Members of the International Women’s Commission met with other women
leaders at the UN Wednesday to discuss reopening peace talks between
Israeli and Palestinian leaders. Results were generally positive,
drawing solid support from Finnish and rotating EU President Tarja
Halonen, who offered to see about developing a special task force to
discuss their proposals.

In support of the Arab League’s 2002 peace initiative, which calls for a two-state solution based on the 1967 borders, the women emphasized the need to avoid interim agreements and short insignificant stages, but instead address the more difficult questions first.  The very nature of the current peace settlement model ensures that once the easy problems are solved, the hard ones are left to more, usually futile negotiations, thus stalling the entire process.

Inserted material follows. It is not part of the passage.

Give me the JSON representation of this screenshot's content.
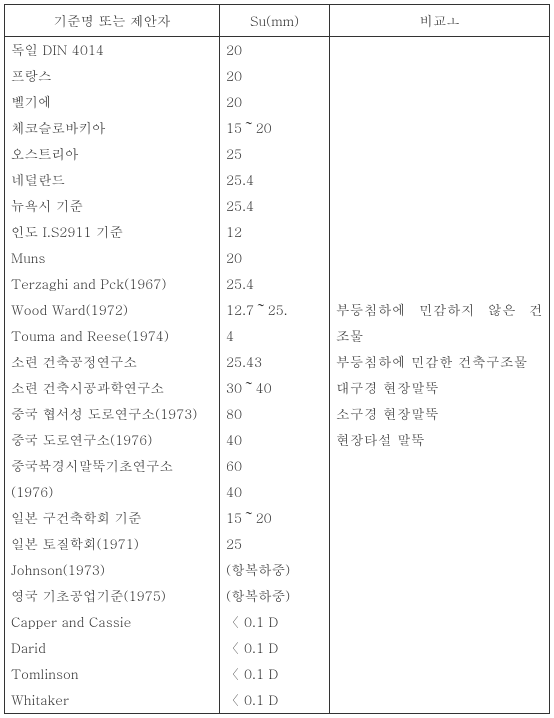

"One keeps coming up with interim agreements and phases and stages, and what happens, of course, in the interim is that those who are trying to torpedo an agreement have all the possibility of acting," Israeli professor Galia Golan said.

And for this reason they maintain that the issue of boundaries, a shared Jerusalem capital and the question of refugees must be dealt with first. 

Hanan Ashrawi, a member of IWC and the Palestinian Legislative Council, is positive about the fact that Israel accepted an expanded international force in Lebanon, perhaps an indication that Israel will accept more international participation in the peace process.

However, in complete opposition to the Arab peace initiative and similarly to IWC’s goals, Israeli Foreign Minister Tzipi Livni’s statement on Wednesday that the “Two-state solution does not mean withdrawing to the borders of 1967,” could likely lead to disappointing results.

But IWC members are taking advantage of the serious discussions taking place about the war in Lebanon, expecting that they will lead to renewed negotiations on the Palestinian-Israeli conflict. The war in Lebanon brought a conflict, perceived to be somewhat insignificant and narrow, to the world stage because it threatened to destabilize the whole region.

The commission was formed in 2005 to redirect world attention to UN resolution 1325, which encourages women to participate in conflict resolution in the Middle East.  Its members are all women and include Israeli and Palestinian officials and other leaders from around the world.

IWC members define women as having a different approach to conflict, that they are more concerned with food and shelter and human rights issues then military solutions.

Ashrawi said that, as women, the members of the commission bring an awareness of "human value" to the thinking on peace.  She added, “This is not an exercise in virtuosity or power.  This is not a process for its own sake…. We’re dealing with our lives.”